I haven't recommended NEW in my newsletter, and I won't. Most of my readers are retired. They need the income stream, but protection is also a major concern. Despite the meaty dividend yield, this situation is much too risky for them.
However, I recently recommended two stocks that I think really fit the bill... even if they do seem a little out of place among the other high-yield stocks in my portfolio.
These companies are the leaders of their industries and pillars of American capitalism... in other words, they are very safe. Just to make sure, I recommended them when their stock prices were depressed so even in the short-term, downside was unlikely.
But it's their income potential that I really like. If you buy one share in each of these companies... which right now will cost you almost exactly $100 for both... over the next 10 years, you'll almost certainly receive more than $75 in dividends... but with a pinch of luck, the payout could exceed $100.
In the year 2016, I project the one-year dividend payout could be as high as $15 from these two stocks combined... a 15% dividend yield on today's buy price of $100.
Here's the thing. Some of my readers didn't like these stock picks because – unlike NEW – they don't pay big dividends right now. In fact, their average dividend yield is a little more than 3%... so you'll probably only get $3 or $4 in dividends this year if you buy them today.
The difference is, the two stocks I picked generate their huge income streams through long-term dividend growth.

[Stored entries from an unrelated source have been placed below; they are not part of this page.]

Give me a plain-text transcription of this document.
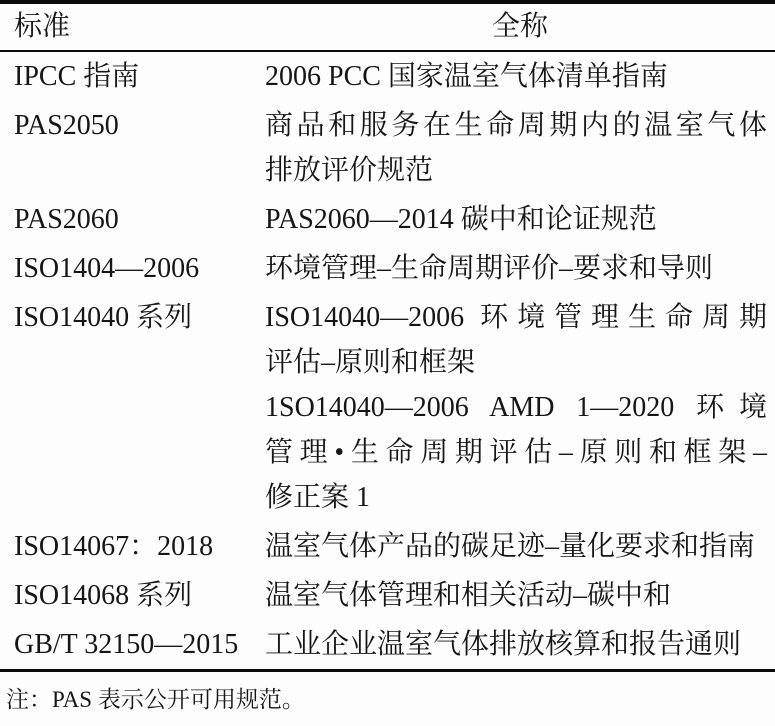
标准	全称
IPCC 指南	2006 PCC 国家温室气体清单指南

PAS2050	商品和服务在生命周期内的温室气体
排放评价规范

PAS2060	PAS2060—2014 碳中和论证规范

ISO1404—2006	环境管理–生命周期评价–要求和导则

ISO14040 系列	ISO14040—2006 环境管理生命周期
评估–原则和框架
1SO14040—2006 AMD 1—2020 环境
管理•生命周期评估–原则和框架–
修正案 1

ISO14067：2018	温室气体产品的碳足迹–量化要求和指南

ISO14068 系列	温室气体管理和相关活动–碳中和

GB/T 32150—2015	工业企业温室气体排放核算和报告通则
注：PAS 表示公开可用规范。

For example, stock A has increased its annual dividend 227% in the past 5 years... and 1,207% in the past 10 years. Stock B has increased its payout by 285% in the past 5 years and 567% in the past 10.
Stock A has a 41-year record of increasing its dividend every year, without fail. Stock B has a 31-year record.
As you can see, compounding dividend growth like this, over long stretches, soon becomes a huge source of revenue for the shareholder... that alone makes it a wonder why some people didn't like my picks. However, I haven't mentioned the best part yet...
As dividend payments get bigger, the stock price rises.
The two stocks I picked generally trade with an average dividend yield between 1.5% and 3%. Let's call it the market's normal range of sentiment for these two stocks. When the average reaches 1.5%, investors are optimistic about the prospects for these two companies and will pay a higher stock price for their dividends. When the dividend yield reaches 3%, investors are pessimistic, and the opposite is true. To be prudent, let's assume pessimism prevails.
If the dividend payout reaches $25 and average dividend yield is 3%, then your two shares of stock will be worth $500 dollars in 2016. ($15 divided by 3%).
Not only have you made 400% gains on your stocks, but they paid you $75 in dividends while you held them. And, you will continue to receive at least 15% dividend yields for as long as you keep holding...
And the whole time, dividend yields never rose above "puny."